“Not at all. The work requires care and, as you say, reliability. It might be stolen, you know.”

Madeleine snapped her eyes.

“Very well, then,” said Millicent in a resigned tone of voice. “It’s a great deal to pay, but I suppose I can’t do any better. I hear you do everything well, Miss Petit.”

“Miss Blount will do this,” answered Madeleine. “If I do things well, she does them better. Now, where do you want them cleaned? Down here or up at your place?”

“Oh, I would never let them out of my studio,” cried Millicent. “She must come there, where she can be under my eye.”

“But——” objected Judith, and paused at a glance from Madeleine.
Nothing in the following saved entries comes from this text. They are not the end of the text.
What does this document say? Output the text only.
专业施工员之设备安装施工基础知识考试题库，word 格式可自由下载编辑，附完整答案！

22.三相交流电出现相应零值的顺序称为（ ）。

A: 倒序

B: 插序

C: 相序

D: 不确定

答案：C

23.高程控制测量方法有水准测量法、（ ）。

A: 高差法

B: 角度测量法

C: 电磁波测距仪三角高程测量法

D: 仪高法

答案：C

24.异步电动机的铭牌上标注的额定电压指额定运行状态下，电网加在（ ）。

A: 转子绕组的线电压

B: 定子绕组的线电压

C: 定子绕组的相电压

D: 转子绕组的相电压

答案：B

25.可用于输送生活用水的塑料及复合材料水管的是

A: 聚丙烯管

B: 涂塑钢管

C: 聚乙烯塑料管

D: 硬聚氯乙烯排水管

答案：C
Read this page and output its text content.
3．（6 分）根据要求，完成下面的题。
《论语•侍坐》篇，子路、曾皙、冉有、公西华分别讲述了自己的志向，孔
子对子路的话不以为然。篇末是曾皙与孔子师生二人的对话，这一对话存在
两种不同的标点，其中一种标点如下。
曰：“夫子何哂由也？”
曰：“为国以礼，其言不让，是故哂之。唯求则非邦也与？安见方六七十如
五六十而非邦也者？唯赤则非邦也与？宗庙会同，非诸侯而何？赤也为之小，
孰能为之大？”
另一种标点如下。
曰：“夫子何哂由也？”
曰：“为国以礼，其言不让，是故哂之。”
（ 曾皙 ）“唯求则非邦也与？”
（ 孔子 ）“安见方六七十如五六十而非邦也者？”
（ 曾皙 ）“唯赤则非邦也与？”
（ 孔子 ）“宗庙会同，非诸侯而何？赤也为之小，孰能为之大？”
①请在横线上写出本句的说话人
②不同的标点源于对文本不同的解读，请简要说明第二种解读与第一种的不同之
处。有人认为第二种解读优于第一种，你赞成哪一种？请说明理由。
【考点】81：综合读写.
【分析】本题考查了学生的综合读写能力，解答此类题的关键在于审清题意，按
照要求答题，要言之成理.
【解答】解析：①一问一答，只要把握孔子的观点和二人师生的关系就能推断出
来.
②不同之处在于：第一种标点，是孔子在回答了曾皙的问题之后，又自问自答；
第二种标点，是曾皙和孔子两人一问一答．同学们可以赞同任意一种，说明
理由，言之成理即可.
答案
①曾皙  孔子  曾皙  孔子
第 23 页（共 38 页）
It would be a crushing blow to her pride for her to go back to her old rooms and rub tarnished silver for this perfectly insufferable Millicent Porter. Yet fifteen dollars loomed up as quite a considerable sum, and, with five dollars added, could be paid to the stationery man on account.

Did Judith realize in her secret soul that the bitter dose she was now swallowing was only a dose of the same medicine she had once forced others to swallow?

“Very well, then,” said Madeleine, “we’ll give you as much of Friday and Saturday as will be necessary. We’ll take a lunch up on Friday so that we won’t have to come back for supper——”

She waited a moment, wondering if Millicent would not invite them to supper at the Beta Phi. Hospitality was so much a part of her upbringing that it was impossible to conceive it lacking in others.